Swiss aerospace firm Ruag is offering Hindustan Aeronautics the opportunity to perform engine and propeller upgrades for India's Do228 aircraft.
India is a major operator of the twin-engined turboprop and HAL has produced approximately 100 Do228s under licence, said Ruag. The Indian Air Force operates 40 in the transport role and the Indian Navy operates 26 in the maritime patrol role. India's armed forces will eventually operate up to 100 Do228s.
The proposed upgrade will see the engines of India's Do228s changed to Do 228NG (Next Generation) standard, with five-bladed composite propellers and a Honeywell TPE331-10 engine.
The HAL offer excludes the upgrade of the Do228's cockpit or avionics to Do228NG standard, which offers a range of avionics improvements and includes a glass cockpit. Ruag added that the upgrade to Do228NG standard is possible and has been offered to other Do228 operators.
"The upgrade for the propeller and engine is not complicated," said Ruag. "The engines can be turned in three weeks. An avionics upgrade is much more complex, with turnaround time of approximately six months."

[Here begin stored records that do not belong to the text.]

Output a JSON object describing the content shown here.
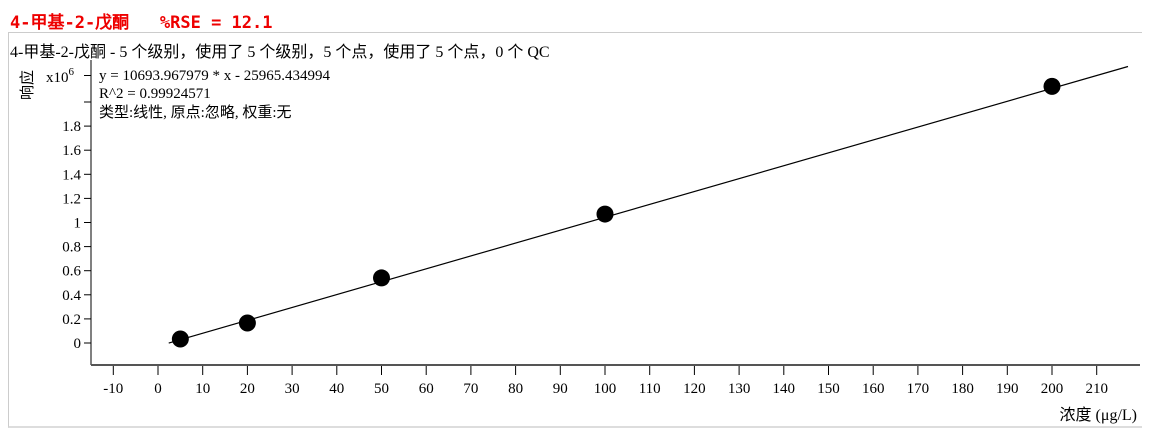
{
  "header": {
    "title": "4-甲基-2-戊酮",
    "rse": "%RSE = 12.1"
  },
  "chart_data": {
    "type": "scatter",
    "subtitle": "4-甲基-2-戊酮 - 5 个级别，使用了 5 个级别，5 个点，使用了 5 个点，0 个 QC",
    "equation": "y = 10693.967979 * x  - 25965.434994",
    "r2": "R^2 = 0.99924571",
    "fit_info": "类型:线性, 原点:忽略, 权重:无",
    "ylabel": "响应",
    "y_multiplier": "x10^6",
    "xlabel": "浓度 (μg/L)",
    "xlim": [
      -13,
      220
    ],
    "ylim": [
      -0.18,
      2.35
    ],
    "x_ticks": [
      -10,
      0,
      10,
      20,
      30,
      40,
      50,
      60,
      70,
      80,
      90,
      100,
      110,
      120,
      130,
      140,
      150,
      160,
      170,
      180,
      190,
      200,
      210
    ],
    "y_ticks": [
      0,
      0.2,
      0.4,
      0.6,
      0.8,
      1,
      1.2,
      1.4,
      1.6,
      1.8
    ],
    "y_tick_labels": [
      "0",
      "0.2",
      "0.4",
      "0.6",
      "0.8",
      "1",
      "1.2",
      "1.4",
      "1.6",
      "1.8"
    ],
    "points": [
      {
        "x": 5,
        "y": 0.033
      },
      {
        "x": 20,
        "y": 0.166
      },
      {
        "x": 50,
        "y": 0.54
      },
      {
        "x": 100,
        "y": 1.07
      },
      {
        "x": 200,
        "y": 2.13
      }
    ],
    "fit": {
      "slope": 10693.967979,
      "intercept": -25965.434994,
      "x_range": [
        2.4,
        217
      ]
    },
    "grid": false
  }
}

Ruag said there are a number of benefits for the engine and propeller upgrade, such as reduced noise, better power, and higher ground clearance, which is useful when operating from gravel or unprepared runways. The time between overhauls can be as long as 7,000 hours, depending on utilisation.

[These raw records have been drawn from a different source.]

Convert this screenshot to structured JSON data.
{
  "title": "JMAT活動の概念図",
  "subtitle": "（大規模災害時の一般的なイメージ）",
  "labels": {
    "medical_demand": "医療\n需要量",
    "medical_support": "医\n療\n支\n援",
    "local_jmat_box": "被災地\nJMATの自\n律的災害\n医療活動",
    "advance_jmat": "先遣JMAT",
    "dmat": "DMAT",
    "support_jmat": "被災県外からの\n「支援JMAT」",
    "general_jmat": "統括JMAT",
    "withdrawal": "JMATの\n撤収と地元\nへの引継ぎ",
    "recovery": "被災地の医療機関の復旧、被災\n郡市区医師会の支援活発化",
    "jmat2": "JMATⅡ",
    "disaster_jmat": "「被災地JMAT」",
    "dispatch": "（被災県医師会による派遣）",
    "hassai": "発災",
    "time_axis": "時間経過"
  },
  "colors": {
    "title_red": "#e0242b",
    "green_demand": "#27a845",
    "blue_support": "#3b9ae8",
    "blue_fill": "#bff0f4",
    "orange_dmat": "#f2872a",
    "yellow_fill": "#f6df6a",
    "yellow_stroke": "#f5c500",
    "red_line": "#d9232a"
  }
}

Ruag added that HAL is licensed to produce only the Do228 Classic, not the Do228NG, which is produced solely by Ruag.
The Do228NG is a modernised version of the Do228-212 that first flew in the 1980s.
The Do228NG made its Asian air show debut in early December this year at the Langkawi International Maritime and Aerospace Exhibition in Malaysia. In addition, Ruag is planning to bring the aircraft to the Singapore Air Show in February 2012.